Basango: On a souvent dit de vous que vous étiez Quelqu’un…?
Dr. Alain:
Je pense que les amis, les gens qui sont autour de moi, les malades, sont sensible à l’attention que je leur porte, je ne les prend pas en charge seulement comme des malades mais je les prends en charge comme des êtres humains, avec leur force et leur faiblesse. Je les écoute, je leur parle, je les accompagne en me montrant toujours disponible. Sans doute, ils savent que je suis là pour eux, ils sont bienveillants à mon égard et se demande pourquoi je prend tout mon temps pour les soulager de leurs maux sans intérêt pécunier que mon dû est le sourire d’un enfant malade la veille et qui court le lendemain dans le cabinet de consultation et la gratitude d’une maman qui n’a rien à vous donner qu’un sincère remerciement.
Je pense que c’est cette richesse là qui m’importe le plus , la satisfaction d’avoir accompagner dans ses souffrances un malade qui guérit, parce que tous les malades ne guérissent pas malheureusement, mais ses malades plus que jamais ont besoin d’être soutenus face à leur épreuve d’avoir la satisfaction d’être accompagné par un médecin compatissant qui les écoute, les comprend, en les aidant à accepter la vérité.

Basango: Qui vous inspire?
Dr. Alain:
c’est difficile, je ne sais pas bien, peut être des médecins de famille d’une certaine époque comme celle du Docteur Mayonda, un ami de la famille, un ami des parents et qui a été notre médecin de famille, le vrai médecin de famille qui a des cheveux blanc, qui sent bon, qui a toujours le mot pour rassurer, qui vous fait une injection alors que vous en avez horreur, mais ne vous en rendez même pas compte. Il transformait la consultation médicale en moment de plaisir. C’est ce genre de personne qui m’inspire. Et la médecine est une vocation, depuis l’enfance on me disait que je serais soit avocat soit prête par mon don d’écoute et de compassion envers les plus faibles, on me conseillait de cultiver cette qualité, finalement je suis devenu médecin, ce n’est pas trop mal !
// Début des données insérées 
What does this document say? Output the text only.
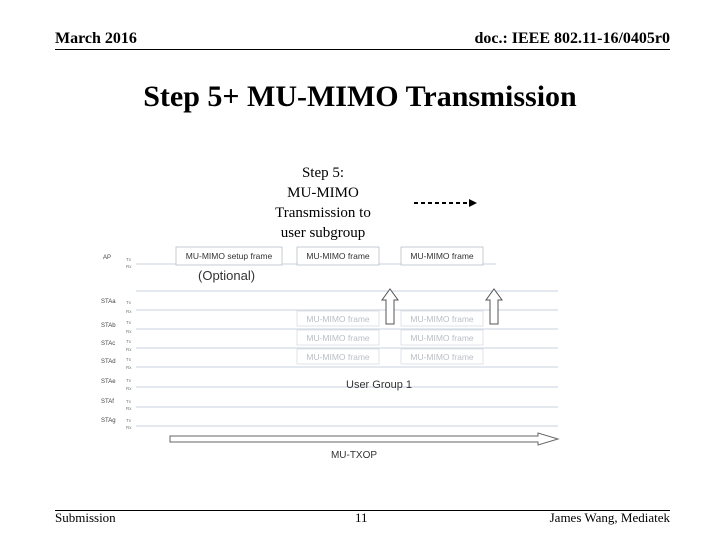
March 2016	doc.: IEEE 802.11-16/0405r0
Step 5+ MU-MIMO Transmission
Step 5:
MU-MIMO
Transmission to
user subgroup
AP
STAa
STAb
STAc
STAd
STAe
STAf
STAg
Tx
Rx
Tx
Rx
Tx
Rx
Tx
Rx
Tx
Rx
Tx
Rx
Tx
Rx
Tx
Rx
MU-MIMO setup frame	MU-MIMO frame	MU-MIMO frame
(Optional)
MU-MIMO frame	MU-MIMO frame
MU-MIMO frame	MU-MIMO frame
MU-MIMO frame	MU-MIMO frame
User Group 1
MU-TXOP
Submission	11	James Wang, Mediatek
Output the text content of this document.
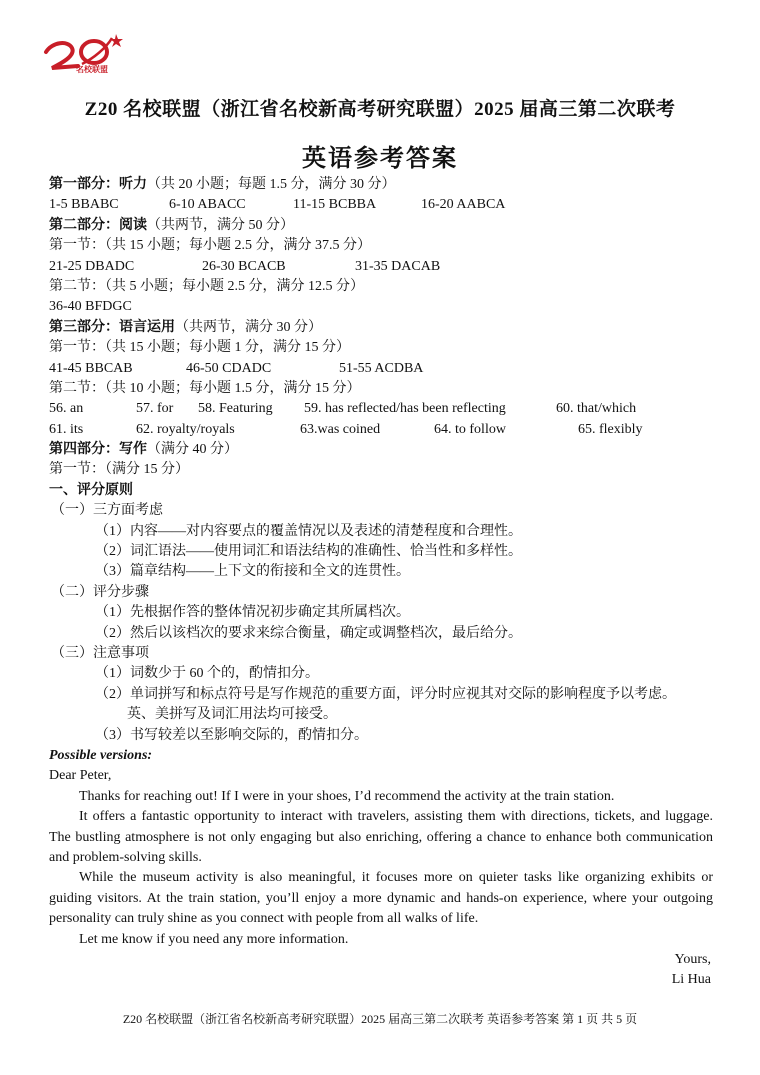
名校联盟
Z20 名校联盟（浙江省名校新高考研究联盟）2025 届高三第二次联考
英语参考答案
第一部分：听力（共 20 小题；每题 1.5 分，满分 30 分）
1-5 BBABC	6-10 ABACC	11-15 BCBBA	16-20 AABCA
第二部分：阅读（共两节，满分 50 分）
第一节：（共 15 小题；每小题 2.5 分，满分 37.5 分）
21-25 DBADC	26-30 BCACB	31-35 DACAB
第二节：（共 5 小题；每小题 2.5 分，满分 12.5 分）
36-40 BFDGC
第三部分：语言运用（共两节，满分 30 分）
第一节：（共 15 小题；每小题 1 分，满分 15 分）
41-45 BBCAB	46-50 CDADC	51-55 ACDBA
第二节：（共 10 小题；每小题 1.5 分，满分 15 分）
56. an	57. for 58. Featuring 59. has reflected/has been reflecting	60. that/which
61. its	62. royalty/royals	63.was coined	64. to follow	65. flexibly
第四部分：写作（满分 40 分）
第一节：（满分 15 分）
一、评分原则
（一）三方面考虑
（1）内容——对内容要点的覆盖情况以及表述的清楚程度和合理性。
（2）词汇语法——使用词汇和语法结构的准确性、恰当性和多样性。
（3）篇章结构——上下文的衔接和全文的连贯性。
（二）评分步骤
（1）先根据作答的整体情况初步确定其所属档次。
（2）然后以该档次的要求来综合衡量，确定或调整档次，最后给分。
（三）注意事项
（1）词数少于 60 个的，酌情扣分。
（2）单词拼写和标点符号是写作规范的重要方面，评分时应视其对交际的影响程度予以考虑。
英、美拼写及词汇用法均可接受。
（3）书写较差以至影响交际的，酌情扣分。
Possible versions:
Dear Peter,

Thanks for reaching out! If I were in your shoes, I’d recommend the activity at the train station.

It offers a fantastic opportunity to interact with travelers, assisting them with directions, tickets, and luggage. The bustling atmosphere is not only engaging but also enriching, offering a chance to enhance both communication and problem-solving skills.

While the museum activity is also meaningful, it focuses more on quieter tasks like organizing exhibits or guiding visitors. At the train station, you’ll enjoy a more dynamic and hands-on experience, where your outgoing personality can truly shine as you connect with people from all walks of life.

Let me know if you need any more information.

Yours,
Li Hua
Z20 名校联盟（浙江省名校新高考研究联盟）2025 届高三第二次联考 英语参考答案 第 1 页 共 5 页
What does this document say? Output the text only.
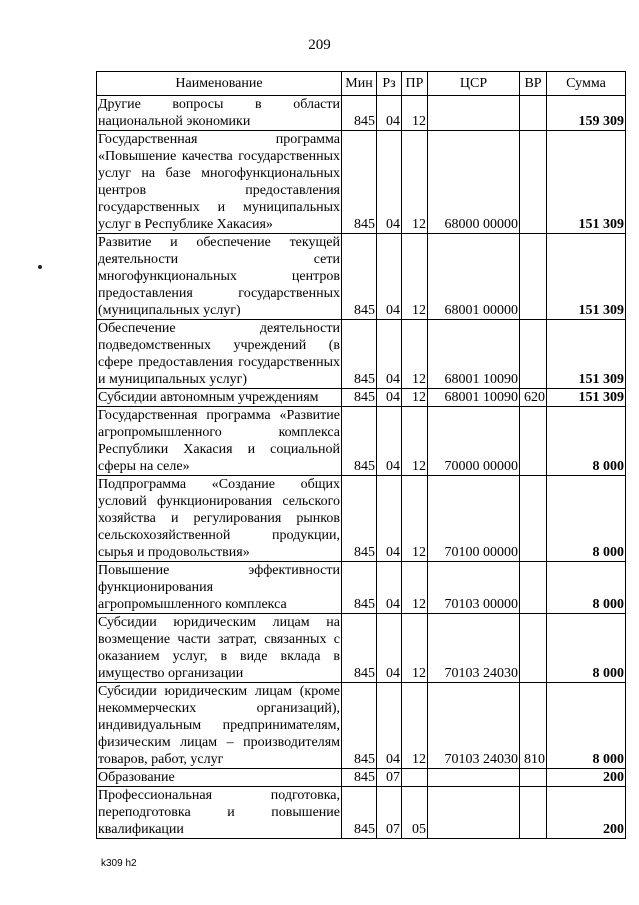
209
Наименование	Мин	Рз	ПР	ЦСР	ВР	Сумма
Другие вопросы в области национальной экономики	845	04	12			159 309
Государственная программа «Повышение качества государственных услуг на базе многофункциональных центров предоставления государственных и муниципальных услуг в Республике Хакасия»	845	04	12	68000 00000		151 309
Развитие и обеспечение текущей деятельности сети многофункциональных центров предоставления государственных (муниципальных услуг)	845	04	12	68001 00000		151 309
Обеспечение деятельности подведомственных учреждений (в сфере предоставления государственных и муниципальных услуг)	845	04	12	68001 10090		151 309
Субсидии автономным учреждениям	845	04	12	68001 10090	620	151 309
Государственная программа «Развитие агропромышленного комплекса Республики Хакасия и социальной сферы на селе»	845	04	12	70000 00000		8 000
Подпрограмма «Создание общих условий функционирования сельского хозяйства и регулирования рынков сельскохозяйственной продукции, сырья и продовольствия»	845	04	12	70100 00000		8 000
Повышение эффективности функционирования агропромышленного комплекса	845	04	12	70103 00000		8 000
Субсидии юридическим лицам на возмещение части затрат, связанных с оказанием услуг, в виде вклада в имущество организации	845	04	12	70103 24030		8 000
Субсидии юридическим лицам (кроме некоммерческих организаций), индивидуальным предпринимателям, физическим лицам – производителям товаров, работ, услуг	845	04	12	70103 24030	810	8 000
Образование	845	07				200
Профессиональная подготовка, переподготовка и повышение квалификации	845	07	05			200
k309 h2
Basango: Vous auriez aimé être autre chose?
Dr. Alain:
Je ne pense pas, je m’épanouie pleinement dans ma profession, je ne sais pas, c’est difficile à dire parce que je ne sais quel plaisir les autres métiers peuvent procurer, le plaisir que me procure ma profession je ne sais pas si il ya d’autre profession qui peuvent me donner autant. Je ne sais pas, je suis content tel que je suis aujourd’hui. Sans aucun regret.
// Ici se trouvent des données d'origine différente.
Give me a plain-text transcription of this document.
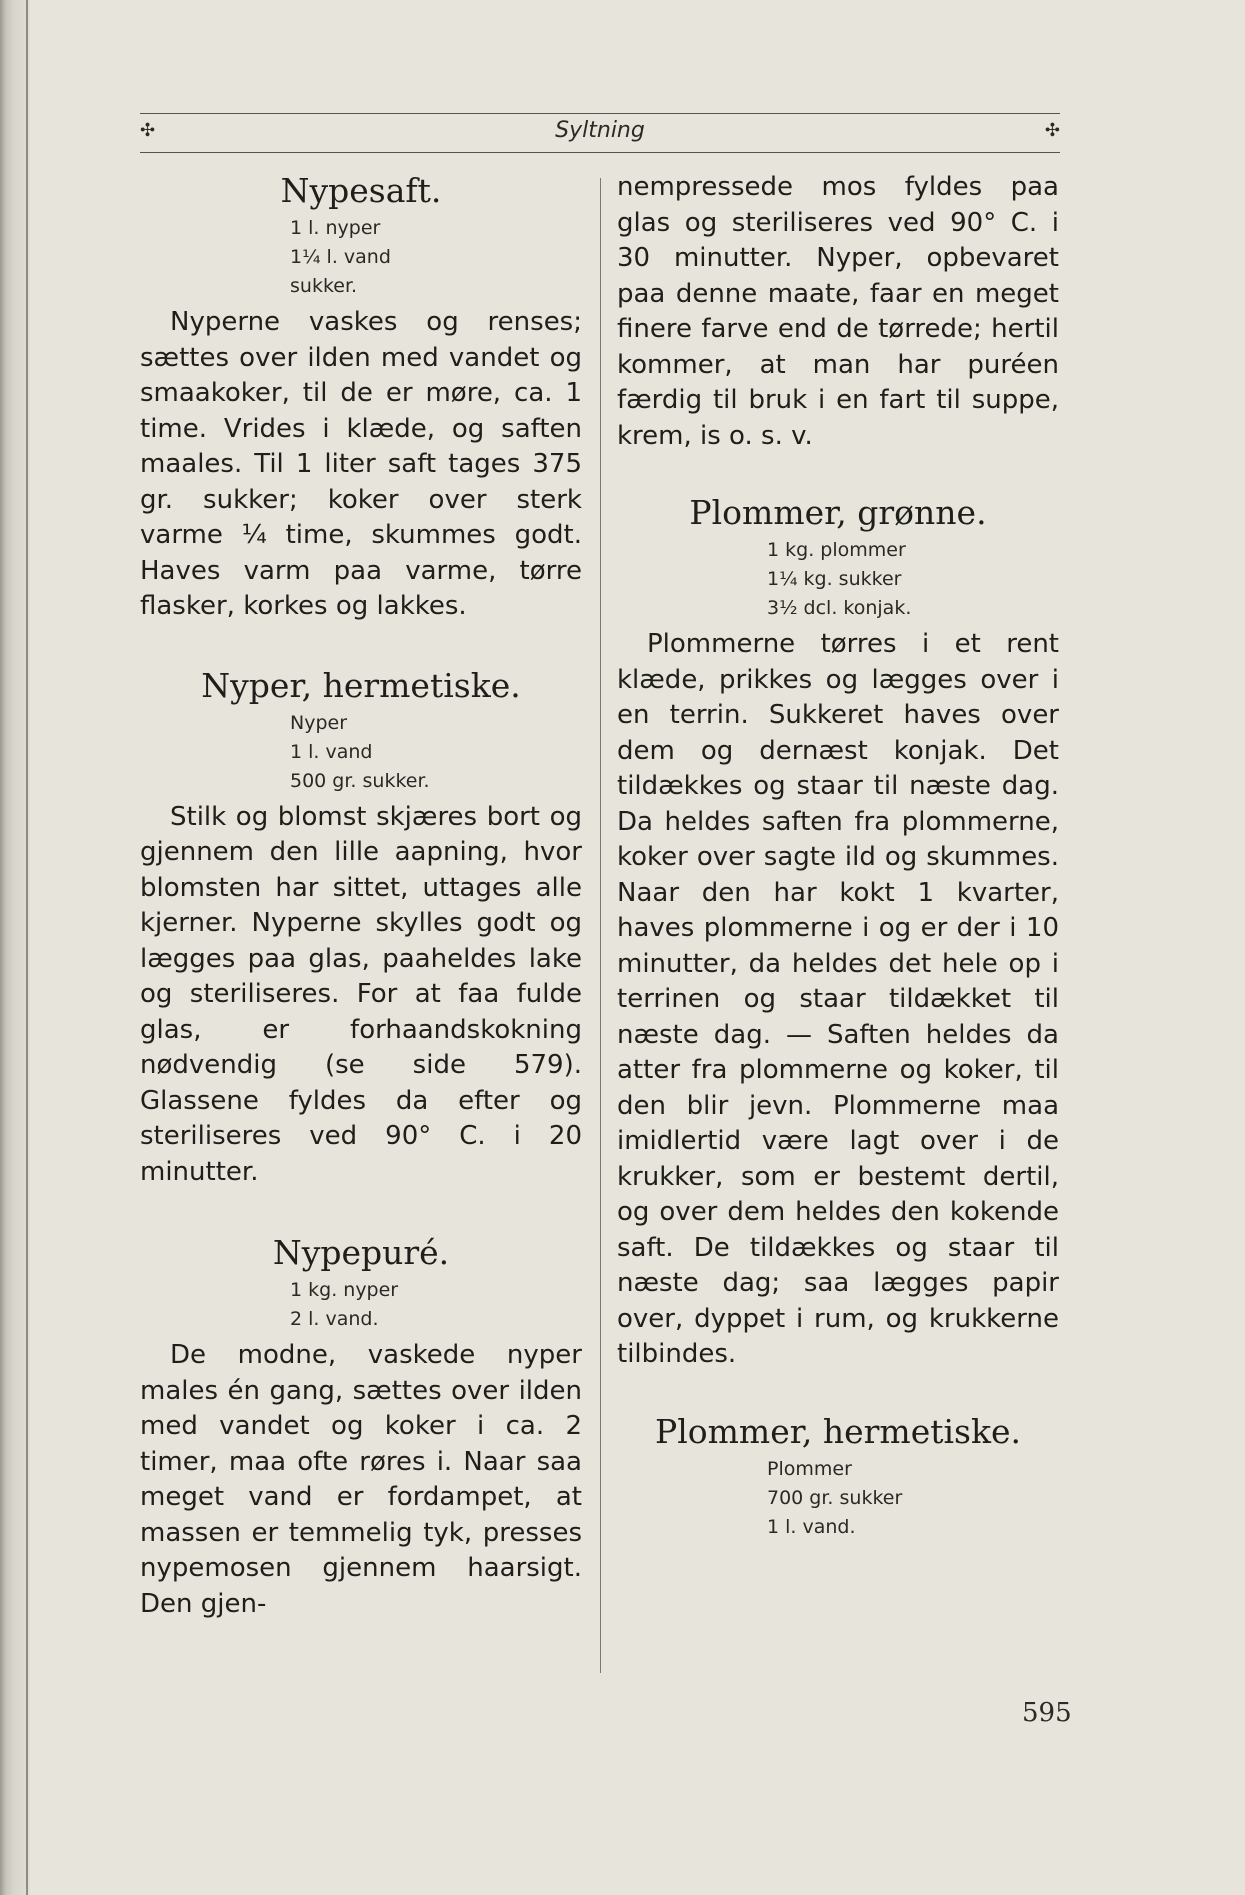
✣	Syltning	✣
Nypesaft.
1 l. nyper
1¼ l. vand
sukker.

Nyperne vaskes og renses; sættes over ilden med vandet og smaakoker, til de er møre, ca. 1 time. Vrides i klæde, og saften maales. Til 1 liter saft tages 375 gr. sukker; koker over sterk varme ¼ time, skummes godt. Haves varm paa varme, tørre flasker, korkes og lakkes.

Nyper, hermetiske.
Nyper
1 l. vand
500 gr. sukker.

Stilk og blomst skjæres bort og gjennem den lille aapning, hvor blomsten har sittet, uttages alle kjerner. Nyperne skylles godt og lægges paa glas, paaheldes lake og steriliseres. For at faa fulde glas, er forhaandskokning nødvendig (se side 579). Glassene fyldes da efter og steriliseres ved 90° C. i 20 minutter.

Nypepuré.
1 kg. nyper
2 l. vand.

De modne, vaskede nyper males én gang, sættes over ilden med vandet og koker i ca. 2 timer, maa ofte røres i. Naar saa meget vand er fordampet, at massen er temmelig tyk, presses nypemosen gjennem haarsigt. Den gjen-

nempressede mos fyldes paa glas og steriliseres ved 90° C. i 30 minutter. Nyper, opbevaret paa denne maate, faar en meget finere farve end de tørrede; hertil kommer, at man har puréen færdig til bruk i en fart til suppe, krem, is o. s. v.

Plommer, grønne.
1 kg. plommer
1¼ kg. sukker
3½ dcl. konjak.

Plommerne tørres i et rent klæde, prikkes og lægges over i en terrin. Sukkeret haves over dem og dernæst konjak. Det tildækkes og staar til næste dag. Da heldes saften fra plommerne, koker over sagte ild og skummes. Naar den har kokt 1 kvarter, haves plommerne i og er der i 10 minutter, da heldes det hele op i terrinen og staar tildækket til næste dag. — Saften heldes da atter fra plommerne og koker, til den blir jevn. Plommerne maa imidlertid være lagt over i de krukker, som er bestemt dertil, og over dem heldes den kokende saft. De tildækkes og staar til næste dag; saa lægges papir over, dyppet i rum, og krukkerne tilbindes.

Plommer, hermetiske.
Plommer
700 gr. sukker
1 l. vand.
595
Basango: Qu’est que vous aimeriez laisser derrière vous?
Dr. Alain
: La dynamique, c’est une force qui est entrain de naître, personnellement, je l’ai vécu à l’hôpital de Loagili, cet hôpital est né devant moi et nous nous sommes exténués pour l’agrandir et le développer.
Cette énergie est entrain de s’étendre, et s’accroît aujourd’hui avec les jeunes médecins qui arrivent et qui par notre exemple reprennent cette lumière intérieure qui nous anime tous.
L’espoir est là, et il faut qu’il soit encourager par les pouvoirs publics afin d’inciter nos semblables à agir de la même manière.

C’est vrai que le médecin a fait vœux de…je ne vais pas dire voeux de pauvreté et inviter mes confrères de l’étranger à venir soigner les autres dans la misère, bien au contraire, c’est de faire sortir cette misère par tous les moyens !
Et ne pas oublier pourquoi on a été formé, ce qui est essentiel dans notre métier. Si la médecine n’est que source convenable de revenu alors pour moi, on a perdu l’essence même de la médecine, le malade est un client, c’est une catastrophe !

Basango: Vous sentez vous plus homme ou médecin?
Dr. Alain:
Laborieux à dissocier, je suis un homme sensible et la médecine a augmenté ma réceptivité en me fortifiant face à la souffrance de l’autre ce qui fait que je me sens assuré de mieux répondre aux attentes de mes patients tout en me protégeant de trop grande sensibilité pour une meilleure efficacité.
L’homme et le médecin sont indissociables.


Par Wilfrid MASSAMBA
Rédigé le Lundi 29 Juin 2009 à 03:06 | Lu 1876 fois | 2 commentaire(s)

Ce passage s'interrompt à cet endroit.